The “Combination Sum” problem involves finding all unique combinations of numbers from a given list that add up to a specific target sum. Each number in the list can be used unlimited times in the combinations.

Problem Statement

Given a list of distinct integers and a target sum, return all possible combinations of numbers that sum to the target.

Approach

  1. Backtracking: We can use backtracking to explore all potential combinations. We’ll start with an empty combination and progressively build it by adding numbers from the list.
  2. Recursive Function: This function will take the current combination, the remaining target, and the starting index in the list to avoid duplicates and control which numbers can be added next.
  3. Base Case: If the remaining target is zero, it means the current combination sums to the target, and we can store it.
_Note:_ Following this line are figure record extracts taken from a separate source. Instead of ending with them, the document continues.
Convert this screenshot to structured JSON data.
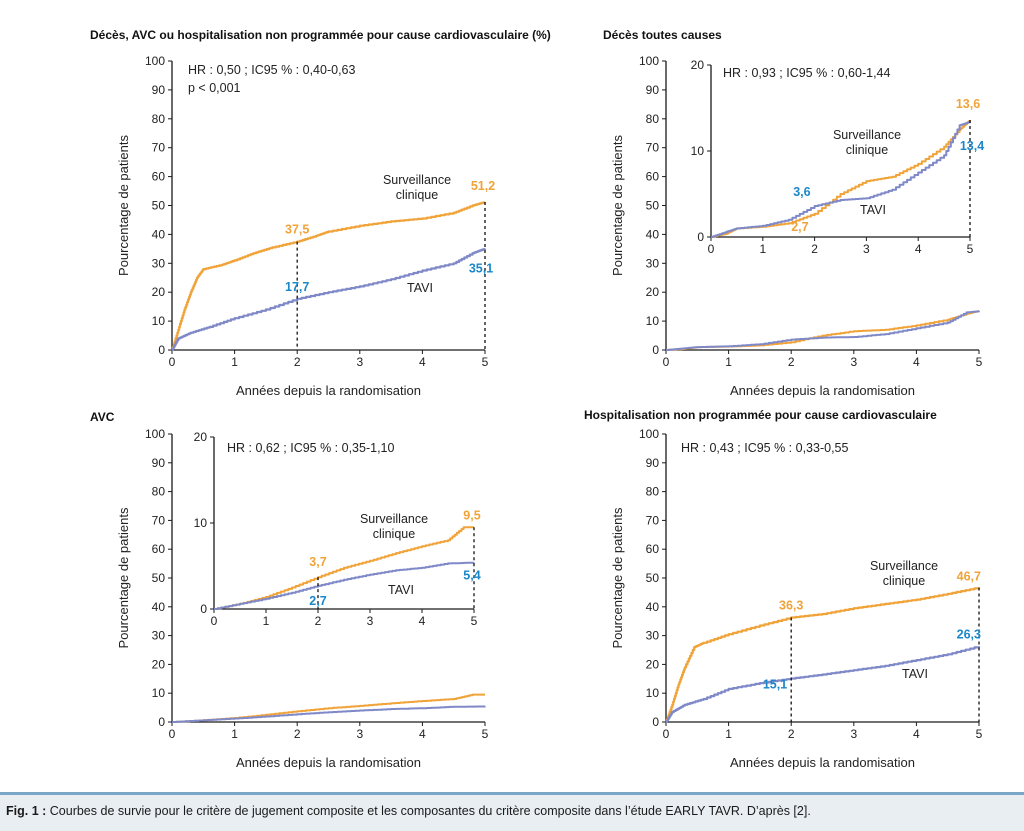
{
  "colors": {
    "surveillance": "#f0a338",
    "tavi": "#7f89c8",
    "label_orange": "#f0a338",
    "label_blue": "#1b87c8",
    "axis": "#1a1a1a"
  },
  "caption": {
    "label": "Fig. 1 :",
    "text": "Courbes de survie pour le critère de jugement composite et les composantes du critère composite dans l’étude EARLY TAVR. D’après [2]."
  },
  "chart_data": [
    {
      "id": "composite",
      "type": "line",
      "title": "Décès, AVC ou hospitalisation non programmée pour cause cardiovasculaire (%)",
      "xlabel": "Années depuis la randomisation",
      "ylabel": "Pourcentage de patients",
      "xlim": [
        0,
        5
      ],
      "ylim": [
        0,
        100
      ],
      "xticks": [
        "0",
        "1",
        "2",
        "3",
        "4",
        "5"
      ],
      "yticks": [
        "0",
        "10",
        "20",
        "30",
        "40",
        "50",
        "60",
        "70",
        "80",
        "90",
        "100"
      ],
      "annotation": [
        "HR : 0,50 ; IC95 % : 0,40-0,63",
        "p < 0,001"
      ],
      "series": [
        {
          "label_lines": [
            "Surveillance",
            "clinique"
          ],
          "color": "#f0a338",
          "x": [
            0,
            0.1,
            0.2,
            0.3,
            0.4,
            0.5,
            0.8,
            1.0,
            1.3,
            1.6,
            2.0,
            2.3,
            2.5,
            3.0,
            3.5,
            4.0,
            4.5,
            4.8,
            5.0
          ],
          "y": [
            0,
            7,
            14,
            20,
            25,
            28,
            29.5,
            31,
            33.5,
            35.5,
            37.5,
            39.5,
            41,
            43,
            44.5,
            45.5,
            47.5,
            50,
            51.2
          ]
        },
        {
          "label_lines": [
            "TAVI"
          ],
          "color": "#7f89c8",
          "x": [
            0,
            0.1,
            0.3,
            0.6,
            1.0,
            1.5,
            2.0,
            2.5,
            3.0,
            3.5,
            4.0,
            4.5,
            4.8,
            5.0
          ],
          "y": [
            0,
            4,
            6,
            8,
            11,
            14,
            17.7,
            20,
            22,
            24.5,
            27.5,
            30,
            33.5,
            35.1
          ]
        }
      ],
      "value_labels": [
        {
          "text": "37,5",
          "color": "orange"
        },
        {
          "text": "51,2",
          "color": "orange"
        },
        {
          "text": "17,7",
          "color": "blue"
        },
        {
          "text": "35,1",
          "color": "blue"
        }
      ]
    },
    {
      "id": "deces",
      "type": "line",
      "title": "Décès toutes causes",
      "xlabel": "Années depuis la randomisation",
      "ylabel": "Pourcentage de patients",
      "xlim": [
        0,
        5
      ],
      "ylim": [
        0,
        100
      ],
      "xticks": [
        "0",
        "1",
        "2",
        "3",
        "4",
        "5"
      ],
      "yticks": [
        "0",
        "10",
        "20",
        "30",
        "40",
        "50",
        "60",
        "70",
        "80",
        "90",
        "100"
      ],
      "annotation": [
        "HR : 0,93 ; IC95 % : 0,60-1,44"
      ],
      "series": [
        {
          "label_lines": [
            "Surveillance",
            "clinique"
          ],
          "color": "#f0a338",
          "x": [
            0,
            0.3,
            0.5,
            1.0,
            1.5,
            2.0,
            2.5,
            3.0,
            3.5,
            4.0,
            4.5,
            4.8,
            5.0
          ],
          "y": [
            0,
            0.4,
            1.0,
            1.2,
            1.6,
            2.7,
            5.0,
            6.5,
            7.0,
            8.5,
            10.5,
            12.5,
            13.6
          ]
        },
        {
          "label_lines": [
            "TAVI"
          ],
          "color": "#7f89c8",
          "x": [
            0,
            0.3,
            0.5,
            1.0,
            1.5,
            2.0,
            2.5,
            3.0,
            3.5,
            4.0,
            4.5,
            4.8,
            5.0
          ],
          "y": [
            0,
            0.6,
            1.0,
            1.3,
            2.0,
            3.6,
            4.3,
            4.5,
            5.5,
            7.5,
            9.5,
            13.0,
            13.4
          ]
        }
      ],
      "inset": {
        "xlim": [
          0,
          5
        ],
        "ylim": [
          0,
          20
        ],
        "xticks": [
          "0",
          "1",
          "2",
          "3",
          "4",
          "5"
        ],
        "yticks": [
          "0",
          "10",
          "20"
        ]
      },
      "value_labels": [
        {
          "text": "13,6",
          "color": "orange"
        },
        {
          "text": "13,4",
          "color": "blue"
        },
        {
          "text": "3,6",
          "color": "blue"
        },
        {
          "text": "2,7",
          "color": "orange"
        }
      ]
    },
    {
      "id": "avc",
      "type": "line",
      "title": "AVC",
      "xlabel": "Années depuis la randomisation",
      "ylabel": "Pourcentage de patients",
      "xlim": [
        0,
        5
      ],
      "ylim": [
        0,
        100
      ],
      "xticks": [
        "0",
        "1",
        "2",
        "3",
        "4",
        "5"
      ],
      "yticks": [
        "0",
        "10",
        "20",
        "30",
        "40",
        "50",
        "60",
        "70",
        "80",
        "90",
        "100"
      ],
      "annotation": [
        "HR : 0,62 ; IC95 % : 0,35-1,10"
      ],
      "series": [
        {
          "label_lines": [
            "Surveillance",
            "clinique"
          ],
          "color": "#f0a338",
          "x": [
            0,
            0.5,
            1.0,
            1.5,
            2.0,
            2.5,
            3.0,
            3.5,
            4.0,
            4.5,
            4.8,
            5.0
          ],
          "y": [
            0,
            0.6,
            1.4,
            2.5,
            3.7,
            4.8,
            5.6,
            6.5,
            7.3,
            8.0,
            9.5,
            9.5
          ]
        },
        {
          "label_lines": [
            "TAVI"
          ],
          "color": "#7f89c8",
          "x": [
            0,
            0.5,
            1.0,
            1.5,
            2.0,
            2.5,
            3.0,
            3.5,
            4.0,
            4.5,
            5.0
          ],
          "y": [
            0,
            0.6,
            1.2,
            1.9,
            2.7,
            3.4,
            4.0,
            4.5,
            4.8,
            5.3,
            5.4
          ]
        }
      ],
      "inset": {
        "xlim": [
          0,
          5
        ],
        "ylim": [
          0,
          20
        ],
        "xticks": [
          "0",
          "1",
          "2",
          "3",
          "4",
          "5"
        ],
        "yticks": [
          "0",
          "10",
          "20"
        ]
      },
      "value_labels": [
        {
          "text": "3,7",
          "color": "orange"
        },
        {
          "text": "9,5",
          "color": "orange"
        },
        {
          "text": "2,7",
          "color": "blue"
        },
        {
          "text": "5,4",
          "color": "blue"
        }
      ]
    },
    {
      "id": "hospitalisation",
      "type": "line",
      "title": "Hospitalisation non programmée pour cause cardiovasculaire",
      "xlabel": "Années depuis la randomisation",
      "ylabel": "Pourcentage de patients",
      "xlim": [
        0,
        5
      ],
      "ylim": [
        0,
        100
      ],
      "xticks": [
        "0",
        "1",
        "2",
        "3",
        "4",
        "5"
      ],
      "yticks": [
        "0",
        "10",
        "20",
        "30",
        "40",
        "50",
        "60",
        "70",
        "80",
        "90",
        "100"
      ],
      "annotation": [
        "HR : 0,43 ; IC95 % : 0,33-0,55"
      ],
      "series": [
        {
          "label_lines": [
            "Surveillance",
            "clinique"
          ],
          "color": "#f0a338",
          "x": [
            0,
            0.1,
            0.2,
            0.3,
            0.45,
            0.6,
            1.0,
            1.5,
            2.0,
            2.5,
            3.0,
            3.5,
            4.0,
            4.5,
            5.0
          ],
          "y": [
            0,
            6,
            13,
            19,
            26,
            27.5,
            30.5,
            33.5,
            36.3,
            37.5,
            39.5,
            41,
            42.5,
            44.5,
            46.7
          ]
        },
        {
          "label_lines": [
            "TAVI"
          ],
          "color": "#7f89c8",
          "x": [
            0,
            0.1,
            0.3,
            0.6,
            1.0,
            1.5,
            2.0,
            2.5,
            3.0,
            3.5,
            4.0,
            4.5,
            5.0
          ],
          "y": [
            0,
            3.5,
            6,
            8,
            11.5,
            13.5,
            15.1,
            16.5,
            18,
            19.5,
            21.5,
            23.5,
            26.3
          ]
        }
      ],
      "value_labels": [
        {
          "text": "36,3",
          "color": "orange"
        },
        {
          "text": "46,7",
          "color": "orange"
        },
        {
          "text": "15,1",
          "color": "blue"
        },
        {
          "text": "26,3",
          "color": "blue"
        }
      ]
    }
  ]
}
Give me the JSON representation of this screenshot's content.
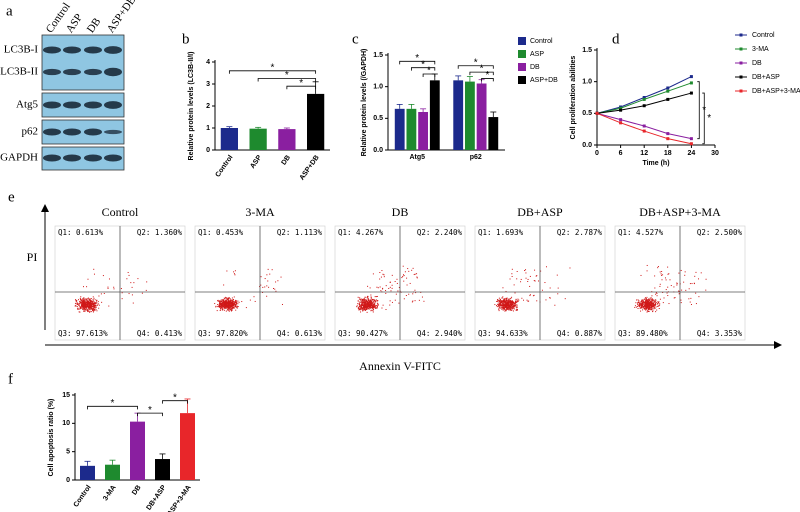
{
  "blot": {
    "label": "a",
    "lanes": [
      "Control",
      "ASP",
      "DB",
      "ASP+DB"
    ],
    "proteins": [
      "LC3B-I",
      "LC3B-II",
      "Atg5",
      "p62",
      "GAPDH"
    ]
  },
  "chart_data": [
    {
      "type": "bar",
      "panel": "b",
      "ylabel": "Relative protein levels (LC3B-II/I)",
      "categories": [
        "Control",
        "ASP",
        "DB",
        "ASP+DB"
      ],
      "values": [
        1.0,
        0.97,
        0.95,
        2.55
      ],
      "errors": [
        0.06,
        0.06,
        0.05,
        0.55
      ],
      "colors": [
        "#1c2a8c",
        "#1e8a2e",
        "#8a1fa0",
        "#000000"
      ],
      "ylim": [
        0,
        4
      ],
      "yticks": [
        0,
        1,
        2,
        3,
        4
      ],
      "annotations": [
        "*",
        "*",
        "*"
      ]
    },
    {
      "type": "grouped-bar",
      "panel": "c",
      "ylabel": "Relative protein levels (/GAPDH)",
      "categories": [
        "Atg5",
        "p62"
      ],
      "series": [
        {
          "name": "Control",
          "color": "#1c2a8c",
          "values": [
            0.65,
            1.1
          ],
          "errors": [
            0.07,
            0.07
          ]
        },
        {
          "name": "ASP",
          "color": "#1e8a2e",
          "values": [
            0.65,
            1.08
          ],
          "errors": [
            0.07,
            0.08
          ]
        },
        {
          "name": "DB",
          "color": "#8a1fa0",
          "values": [
            0.6,
            1.05
          ],
          "errors": [
            0.05,
            0.06
          ]
        },
        {
          "name": "ASP+DB",
          "color": "#000000",
          "values": [
            1.1,
            0.52
          ],
          "errors": [
            0.1,
            0.08
          ]
        }
      ],
      "ylim": [
        0,
        1.5
      ],
      "yticks": [
        {
          "value": 0,
          "label": "0.0"
        },
        {
          "value": 0.5,
          "label": "0.5"
        },
        {
          "value": 1,
          "label": "1.0"
        },
        {
          "value": 1.5,
          "label": "1.5"
        }
      ],
      "annotations": [
        "*",
        "*",
        "*",
        "*",
        "*",
        "*"
      ]
    },
    {
      "type": "line",
      "panel": "d",
      "xlabel": "Time (h)",
      "ylabel": "Cell proliferation abilities",
      "x": [
        0,
        6,
        12,
        18,
        24
      ],
      "series": [
        {
          "name": "Control",
          "color": "#1c2a8c",
          "values": [
            0.5,
            0.6,
            0.75,
            0.9,
            1.08
          ]
        },
        {
          "name": "3-MA",
          "color": "#1e8a2e",
          "values": [
            0.5,
            0.58,
            0.72,
            0.85,
            0.98
          ]
        },
        {
          "name": "DB",
          "color": "#8a1fa0",
          "values": [
            0.5,
            0.4,
            0.3,
            0.18,
            0.1
          ]
        },
        {
          "name": "DB+ASP",
          "color": "#000000",
          "values": [
            0.5,
            0.55,
            0.62,
            0.72,
            0.82
          ]
        },
        {
          "name": "DB+ASP+3-MA",
          "color": "#e8262a",
          "values": [
            0.5,
            0.35,
            0.22,
            0.1,
            0.02
          ]
        }
      ],
      "xlim": [
        0,
        30
      ],
      "xticks": [
        0,
        6,
        12,
        18,
        24,
        30
      ],
      "ylim": [
        0,
        1.5
      ],
      "yticks": [
        {
          "value": 0,
          "label": "0.0"
        },
        {
          "value": 0.5,
          "label": "0.5"
        },
        {
          "value": 1,
          "label": "1.0"
        },
        {
          "value": 1.5,
          "label": "1.5"
        }
      ],
      "annotations": [
        "*",
        "*"
      ]
    },
    {
      "type": "bar",
      "panel": "f",
      "ylabel": "Cell apoptosis ratio (%)",
      "categories": [
        "Control",
        "3-MA",
        "DB",
        "DB+ASP",
        "DB+ASP+3-MA"
      ],
      "values": [
        2.5,
        2.7,
        10.3,
        3.7,
        11.8
      ],
      "errors": [
        0.8,
        0.8,
        1.5,
        0.9,
        2.5
      ],
      "colors": [
        "#1c2a8c",
        "#1e8a2e",
        "#8a1fa0",
        "#000000",
        "#e8262a"
      ],
      "ylim": [
        0,
        15
      ],
      "yticks": [
        0,
        5,
        10,
        15
      ],
      "annotations": [
        "*",
        "*",
        "*"
      ]
    }
  ],
  "flow": {
    "label": "e",
    "ylabel": "PI",
    "xlabel": "Annexin V-FITC",
    "panels": [
      {
        "title": "Control",
        "quadrants": [
          "Q1: 0.613%",
          "Q2: 1.360%",
          "Q3: 97.613%",
          "Q4: 0.413%"
        ]
      },
      {
        "title": "3-MA",
        "quadrants": [
          "Q1: 0.453%",
          "Q2: 1.113%",
          "Q3: 97.820%",
          "Q4: 0.613%"
        ]
      },
      {
        "title": "DB",
        "quadrants": [
          "Q1: 4.267%",
          "Q2: 2.240%",
          "Q3: 90.427%",
          "Q4: 2.940%"
        ]
      },
      {
        "title": "DB+ASP",
        "quadrants": [
          "Q1: 1.693%",
          "Q2: 2.787%",
          "Q3: 94.633%",
          "Q4: 0.887%"
        ]
      },
      {
        "title": "DB+ASP+3-MA",
        "quadrants": [
          "Q1: 4.527%",
          "Q2: 2.500%",
          "Q3: 89.480%",
          "Q4: 3.353%"
        ]
      }
    ]
  }
}
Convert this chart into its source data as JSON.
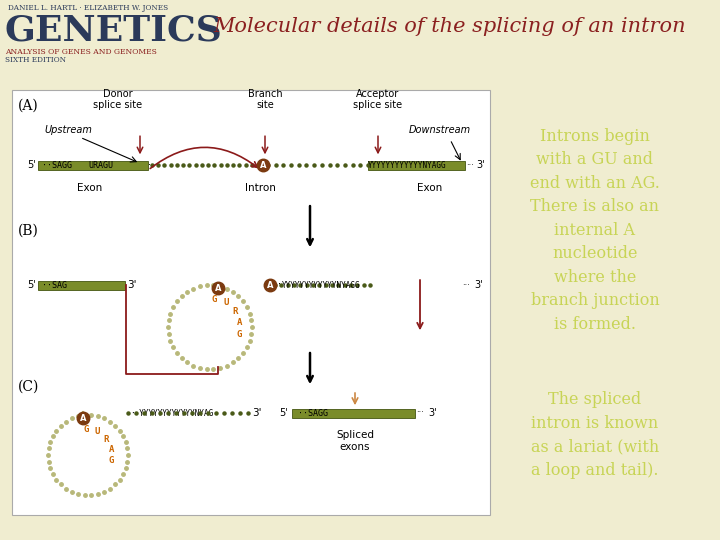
{
  "title": "Molecular details of the splicing of an intron",
  "title_color": "#8B2020",
  "bg_top_color": "#F0EDD0",
  "bg_bottom_color": "#4A5E72",
  "logo_authors": "DANIEL L. HARTL · ELIZABETH W. JONES",
  "logo_genetics": "GENETICS",
  "logo_subtitle": "ANALYSIS OF GENES AND GENOMES",
  "logo_edition": "SIXTH EDITION",
  "text_panel1": "Introns begin\nwith a GU and\nend with an AG.\nThere is also an\ninternal A\nnucleotide\nwhere the\nbranch junction\nis formed.",
  "text_panel2": "The spliced\nintron is known\nas a lariat (with\na loop and tail).",
  "text_color": "#C8D456",
  "olive": "#7A8C2A",
  "dot_color": "#B8B87A",
  "highlight_A_color": "#7B3A10",
  "red_arrow": "#8B1A1A",
  "white": "#FFFFFF",
  "black": "#000000",
  "orange_letter": "#CC6600"
}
If it becomes negative, we backtrack.

C# Implementation

Here’s how you can implement the Combination Sum problem in C#:

using System;
using System.Collections.Generic;

public class Solution
{
    public IList<IList<int>> CombinationSum(int[] candidates, int target)
    {
        var result = new List<IList<int>>();
        var combination = new List<int>();
        Backtrack(candidates, target, combination, result, 0);
        return result;
    }

    private void Backtrack(int[] candidates, int target, List<int> combination, IList<IList<int>> result, int start)
    {
        if (target == 0)
        {
            // Found a valid combination
            result.Add(new List<int>(combination));
            return;
        }

        if (target < 0)
        {
            // Exceeded the target, no need to continue
            return;
        }

        for (int i = start; i < candidates.Length; i++)
        {
            combination.Add(candidates[i]); // Choose the current number
            Backtrack(candidates, target - candidates[i], combination, result, i); // Not i + 1 because we can reuse the same number
            combination.RemoveAt(combination.Count - 1); // Backtrack
        }
    }
}

Explanation of the Code

  1. CombinationSum Method:

    • Initializes a list to hold the result and a list for the current combination.
    • Calls the Backtrack method with the initial parameters.

  2. Backtrack Method:

    • Base Case: If target is zero, we have a valid combination, so we add a copy of combination to the result list.
    • If target is less than zero, we simply return as we can’t make a valid combination.
    • The for loop iterates through the candidates starting from the start index to avoid using previous candidates, allowing for repeated usage.
    • Adds the current candidate to the combination and recursively calls Backtrack, reducing the target by the current candidate.
    • After the recursive call, it removes the last added candidate to backtrack and explore the next candidate.

Complexity

  • Time Complexity: O(2^(target/min(candidates))) in the worst case, where you might explore all combinations.
  • Space Complexity: O(target/min(candidates)) for storing combinations.

Example

Given the input candidates = [2, 3, 6, 7] and target = 7, the output will be:

[
    [2, 2, 3],
    [7]
]

This means that there are two combinations of numbers from the list that sum to 7: [2, 2, 3] and [7].

This backtracking approach efficiently explores all combinations while managing state and ensuring that we only build valid combinations that can reach the target.